Skipped records and reasons are tracked in output.skipped and output.skippedReasons.
Anti-Hallucination
When web search is enabled, the worker follows a search-then-extract pipeline to prevent hallucinated data:
- Search-then-extract: When
web_search.enabledis true, search for relevant sources first, then pass retrieved content as grounding context for the AI model. - Citation-required mode: When
web_search.citationsis true, instruct the model to cite sources for each field value. Citations are stored in_meta.citations. - Null over guessing: The model should output null for fields where no reliable source is found, rather than hallucinating values.

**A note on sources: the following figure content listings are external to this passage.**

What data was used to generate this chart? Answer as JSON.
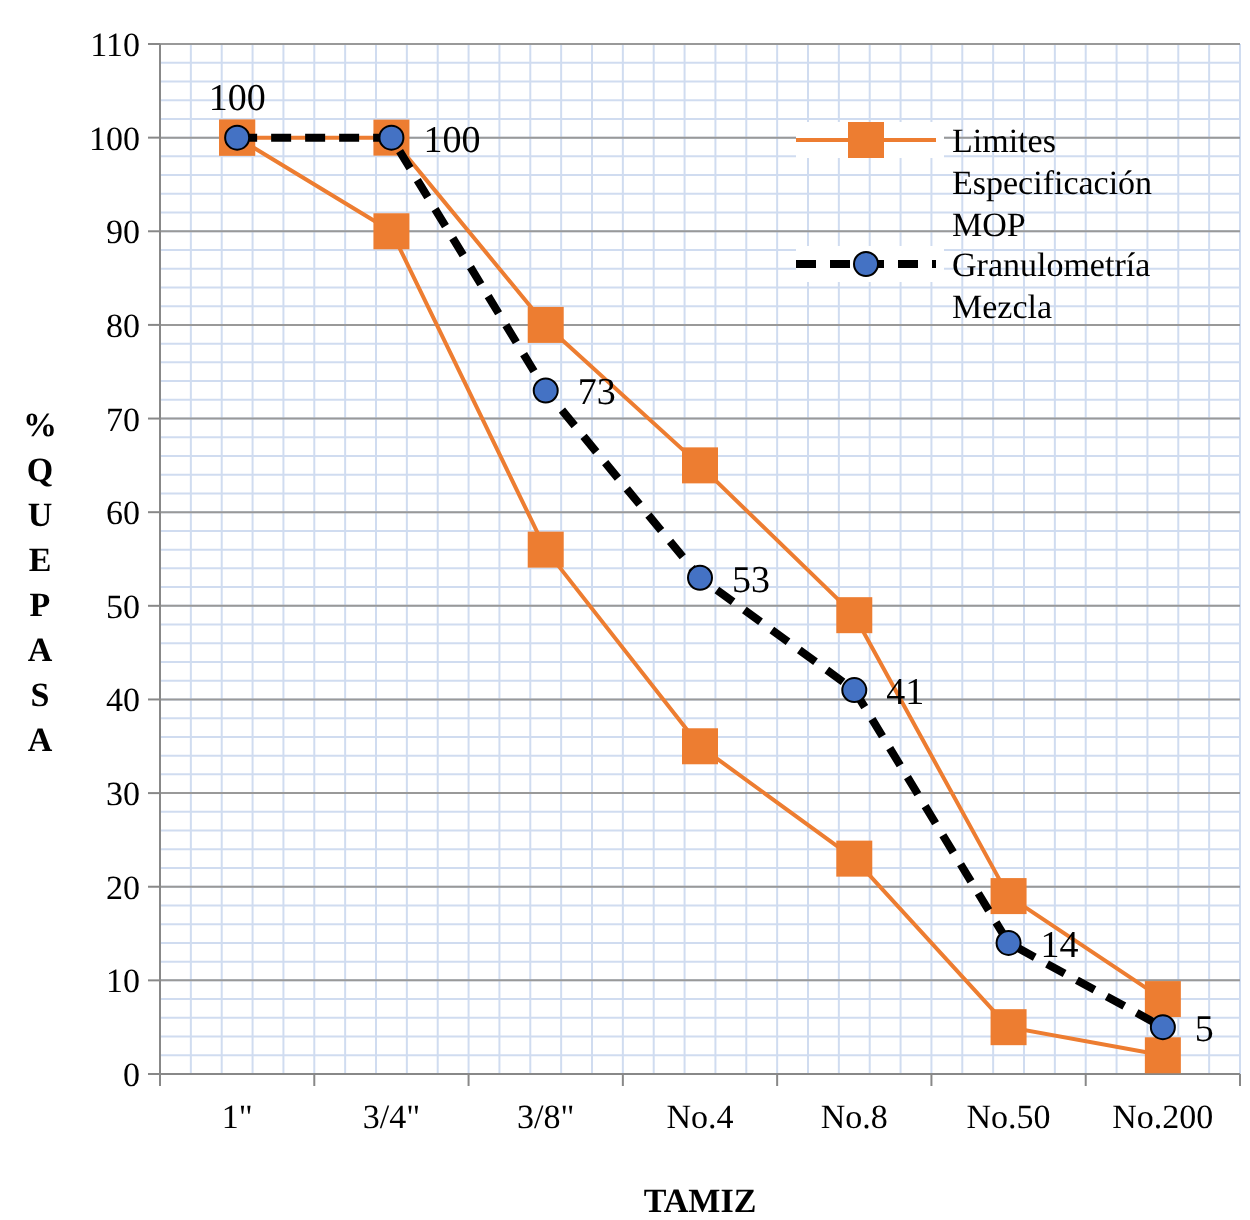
{
  "chart_data": {
    "type": "line",
    "xlabel": "TAMIZ",
    "ylabel": "% QUE PASA",
    "categories": [
      "1\"",
      "3/4\"",
      "3/8\"",
      "No.4",
      "No.8",
      "No.50",
      "No.200"
    ],
    "ylim": [
      0,
      110
    ],
    "yticks": [
      0,
      10,
      20,
      30,
      40,
      50,
      60,
      70,
      80,
      90,
      100,
      110
    ],
    "grid": true,
    "legend": "top right",
    "series": [
      {
        "name": "Limites Especificación MOP",
        "color": "#ed7d31",
        "marker": "square",
        "line_style": "solid",
        "values": [
          100,
          100,
          80,
          65,
          49,
          19,
          8
        ]
      },
      {
        "color": "#ed7d31",
        "marker": "square",
        "line_style": "solid",
        "values": [
          100,
          90,
          56,
          35,
          23,
          5,
          2
        ]
      },
      {
        "name": "Granulometría Mezcla",
        "color": "#000000",
        "marker": "circle",
        "line_style": "dashed",
        "values": [
          100,
          100,
          73,
          53,
          41,
          14,
          5
        ],
        "value_labels": [
          "100",
          "100",
          "73",
          "53",
          "41",
          "14",
          "5"
        ]
      }
    ]
  }
}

- Never fabricate: URLs, statistics, and factual claims must come from actual sources.
X/Twitter search: When x_search is true, the task must use a Grok model (grok-*) since xAI has native access to X.com content. Other providers cannot access X/Twitter data.
Shared Requirements
- Token usage: Accumulated across all AI calls, written to
task.output.tokenUsage - Progress: Updated via
task.progress(0-100) after each chunk/batch - Cancellation: Task status checked every few chunks — processing stops if cancelled
- Error handling: On failure, status set to
failed, error message recorded,completed_atset - Structured output: All AI calls use JSON schema for parseable responses
Provider Routing
The API server resolves the provider via task.metadata.resolvedProvider. For backward compatibility, the worker also detects the provider from the model prefix:
| Model Prefix | Provider | Notes |
|---|---|---|
gpt-*, o3-*, o4-* | OpenAI | Default provider for most tasks |
claude-* | Anthropic | Strong at structured data generation |
gemini-* | Google Gemini | Good for high-volume tasks |
grok-* | xAI (Grok) | Required for X/Twitter search (x_search) |
All providers are accessed via the OpenAI-compatible SDK with different base URLs and API keys. Provider mapping from API server names: openai→openai, anthropic→anthropic, google→gemini, openrouter→xai.